Rep. Rose: Everyday cleaners exempt from law
SPRINGFIELD — No, said state Rep. Chapin Rose, you shouldn't need to show your driver's license or sign a form to buy Drano or most other bathroom cleaning products.
There's been some confusion about what is covered by a state law that went into effect Jan. 1, the Mahomet Republican said.
"The way this has been reported is about 90 percent not accurate," said Rose, whose office has received a few calls about the bill (HB 2193) approved last spring. "There are going to be some high-grade, industrial-grade products available at Menards, for example, that are covered, but they're industrial grade. Virtually anything on the Walmart shelf is not going to be covered by this."
Tanya Triche, senior counsel with the Illinois Retail Merchants Association, said she's taken calls from all over the country about the new law.
"I've been getting calls from retailers and manufacturers in and out of the state," she said.
HB 2193, which passed both houses of the Legislature unanimously, limits who can possess certain caustic or corrosive acids that are regulated by the Federal Caustic Poison Act. Persons who sell or use the substances for commercial purposes are exempt from the restriction on possession.
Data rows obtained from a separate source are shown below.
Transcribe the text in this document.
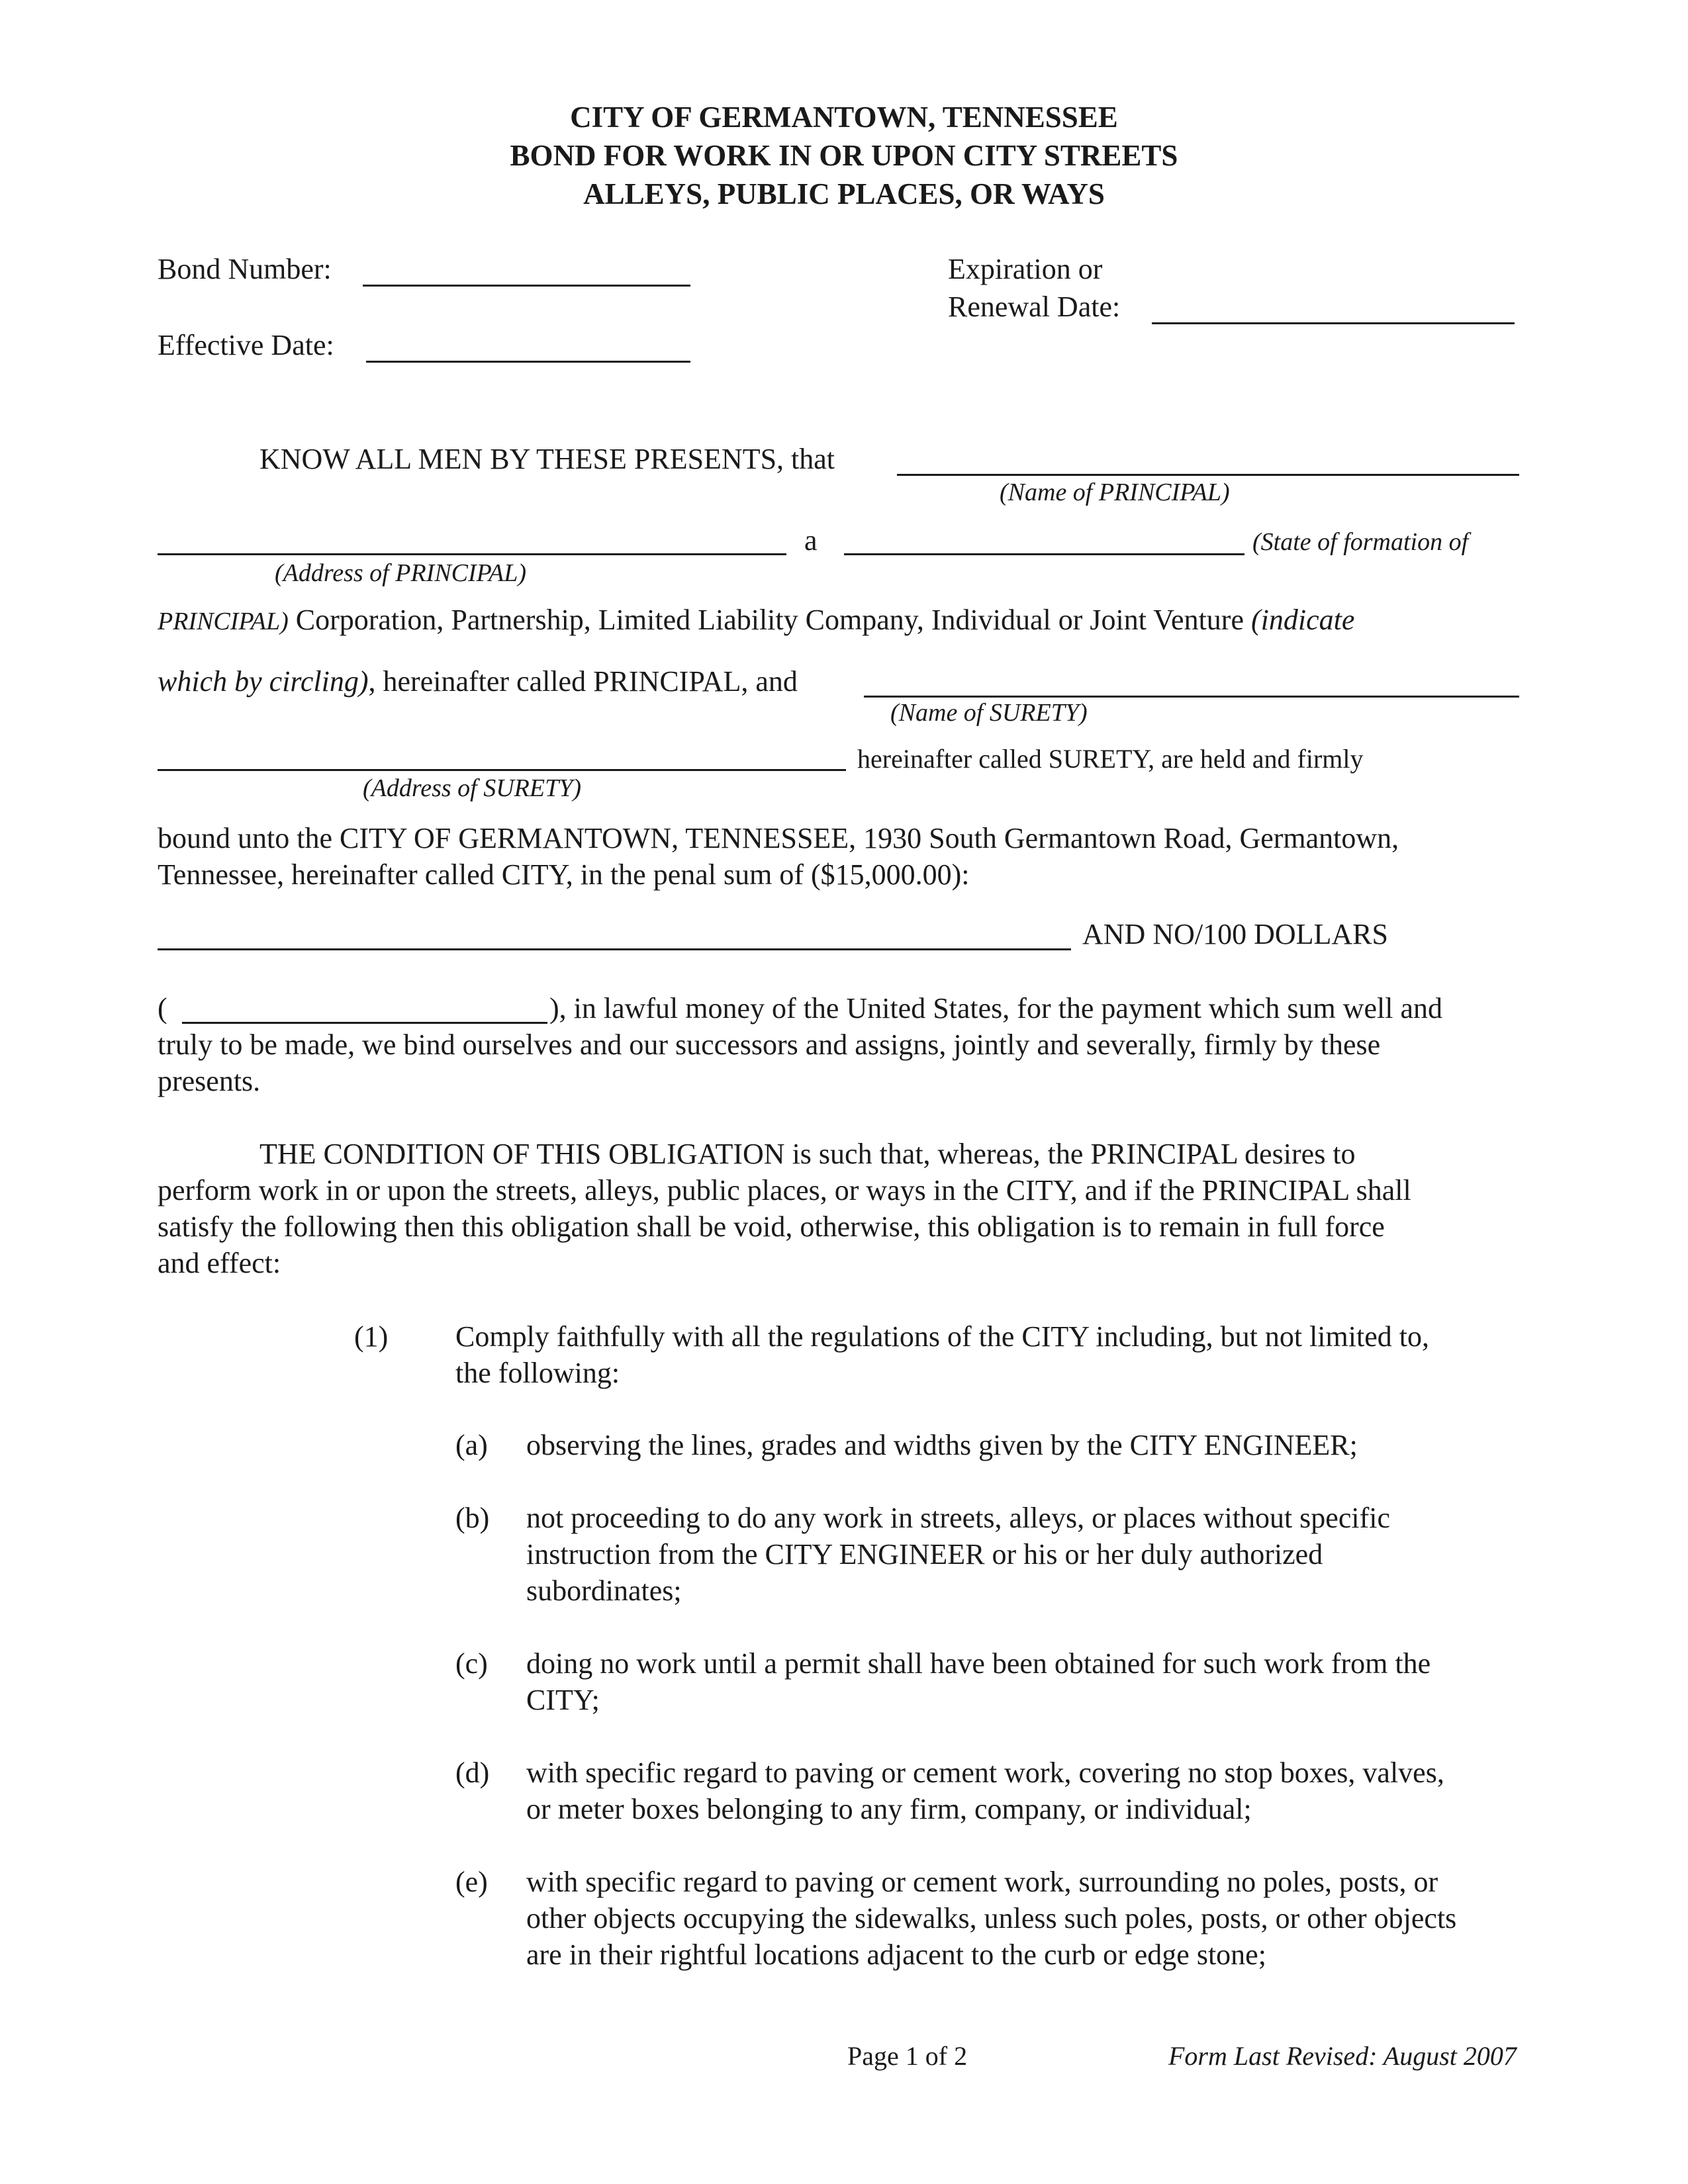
CITY OF GERMANTOWN, TENNESSEE
BOND FOR WORK IN OR UPON CITY STREETS
ALLEYS, PUBLIC PLACES, OR WAYS
Bond Number:
Effective Date:
Expiration or
Renewal Date:
KNOW ALL MEN BY THESE PRESENTS, that
(Name of PRINCIPAL)
a	(State of formation of
(Address of PRINCIPAL)
PRINCIPAL) Corporation, Partnership, Limited Liability Company, Individual or Joint Venture (indicate
which by circling), hereinafter called PRINCIPAL, and
(Name of SURETY)
hereinafter called SURETY, are held and firmly
(Address of SURETY)
bound unto the CITY OF GERMANTOWN, TENNESSEE, 1930 South Germantown Road, Germantown,
Tennessee, hereinafter called CITY, in the penal sum of ($15,000.00):
AND NO/100 DOLLARS
(	), in lawful money of the United States, for the payment which sum well and
truly to be made, we bind ourselves and our successors and assigns, jointly and severally, firmly by these
presents.
THE CONDITION OF THIS OBLIGATION is such that, whereas, the PRINCIPAL desires to
perform work in or upon the streets, alleys, public places, or ways in the CITY, and if the PRINCIPAL shall
satisfy the following then this obligation shall be void, otherwise, this obligation is to remain in full force
and effect:
(1) Comply faithfully with all the regulations of the CITY including, but not limited to,
the following:
(a) observing the lines, grades and widths given by the CITY ENGINEER;
(b) not proceeding to do any work in streets, alleys, or places without specific
instruction from the CITY ENGINEER or his or her duly authorized
subordinates;
(c) doing no work until a permit shall have been obtained for such work from the
CITY;
(d) with specific regard to paving or cement work, covering no stop boxes, valves,
or meter boxes belonging to any firm, company, or individual;
(e) with specific regard to paving or cement work, surrounding no poles, posts, or
other objects occupying the sidewalks, unless such poles, posts, or other objects
are in their rightful locations adjacent to the curb or edge stone;
Page 1 of 2	Form Last Revised: August 2007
Also, retailers who sell the products are required to register customers at the time of sale.
But the law doesn't apply to most everyday consumer products, said Triche, only those that contain the words "causes severe burns" on the label.
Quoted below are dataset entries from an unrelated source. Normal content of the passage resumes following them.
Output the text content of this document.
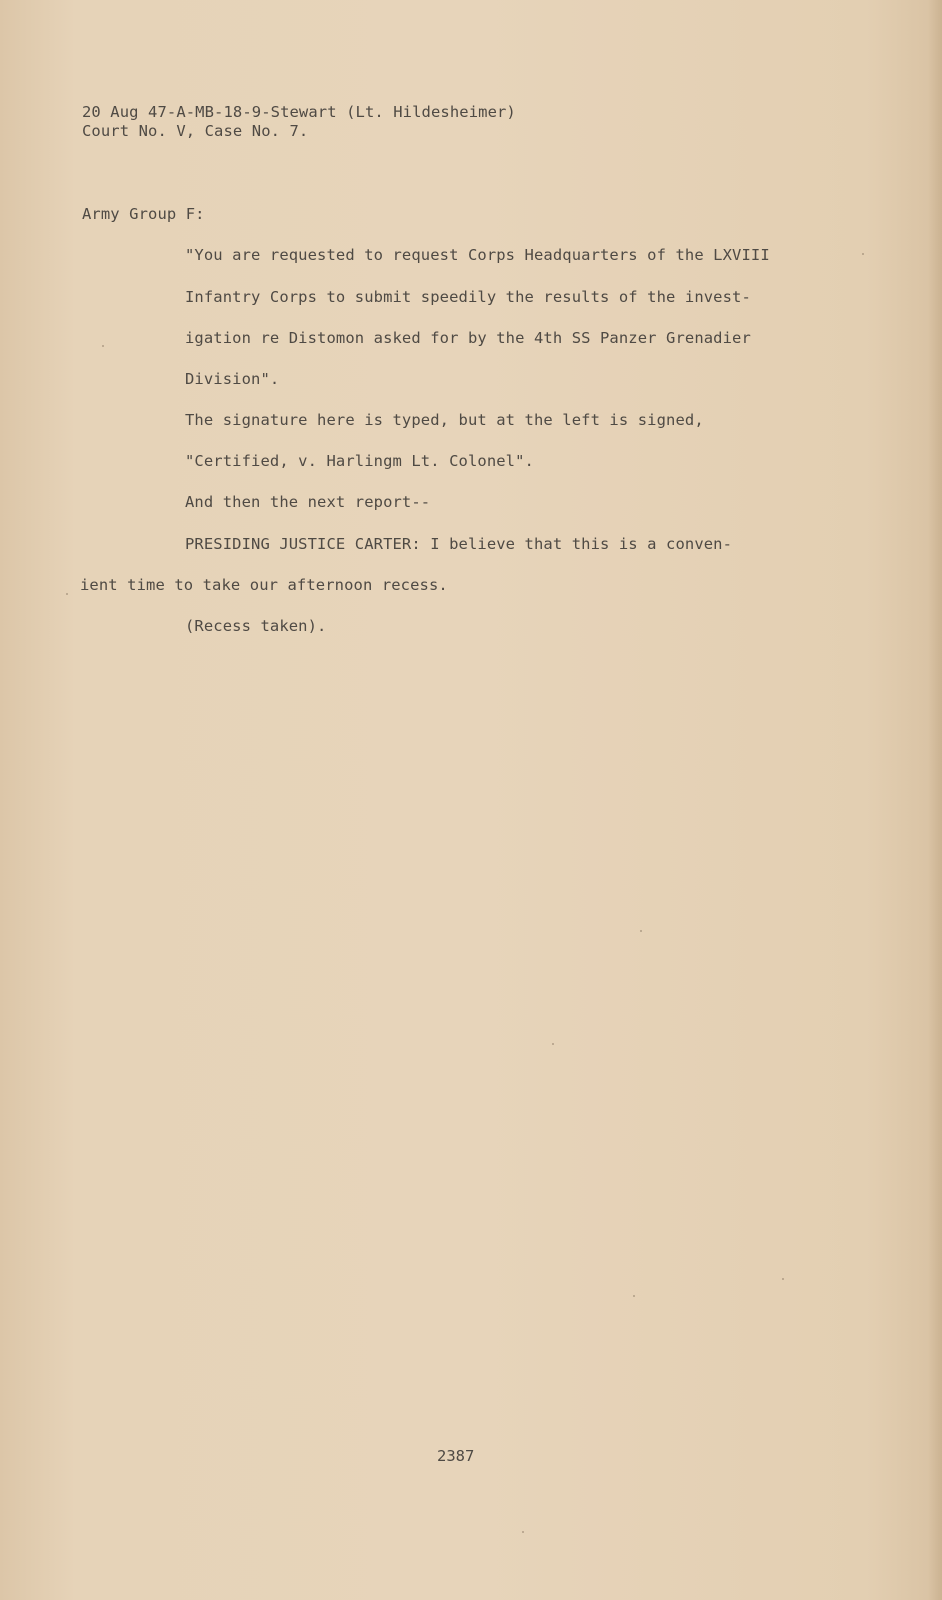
20 Aug 47-A-MB-18-9-Stewart (Lt. Hildesheimer)
Court No. V, Case No. 7.
Army Group F:
"You are requested to request Corps Headquarters of the LXVIII
Infantry Corps to submit speedily the results of the invest-
igation re Distomon asked for by the 4th SS Panzer Grenadier
Division".
The signature here is typed, but at the left is signed,
"Certified, v. Harlingm Lt. Colonel".
And then the next report--
PRESIDING JUSTICE CARTER: I believe that this is a conven-
ient time to take our afternoon recess.
(Recess taken).
2387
Some of the confusion about the new law results from the fact that it actually replaces a more onerous Chicago city ordinance, she said.
"The law in Chicago, which ended Jan. 1, 2012, was much broader and more severe," she said. "It, for example, covered automobile batteries, which meant that technically you couldn't buy a car battery in Chicago without signing a registry."
Rose said there is confusion among both retailers and customers.
"There is definitely some confusion among some retailers about this. Some retailers do get into the commercial grades of this, like for plumbing, for example," Rose said. "I think there is some confusion there and people aren't happy.
"But I would compare this to fungicides and weed control chemicals. Anyone can get a bag of 'weed-out' and put it on their lawn. But if you hire someone like Tru-Green, which handles the more serious stuff, then you need someone who knows what they're doing."
Rose said the new law may need to be clarified, perhaps by new legislation or a rule.
"I've had three or four calls about this, but they say that if you get three calls that means there are 300 people who are confused or angry about it," he said. "It's one of these things where you have to clear up the misconception here. I don't think anybody looking at that bill thought you had to show a driver's license to get Drano. That would be silly."
As originally written, the bill was opposed by the retail merchants, Triche said. But after working with the sponsors it was modified during the legislative process and IRMA became "neutral" on the proposal.
Still, it is problematic for many retailers, she said.
"It's certainly not as bad as the Chicago law was, but any time you have to establish and maintain a registry for a product you're selling, that can be a problem, especially for a small business," she said. "It may sound simple to us but it's not simple to a retailer who has thousands of products."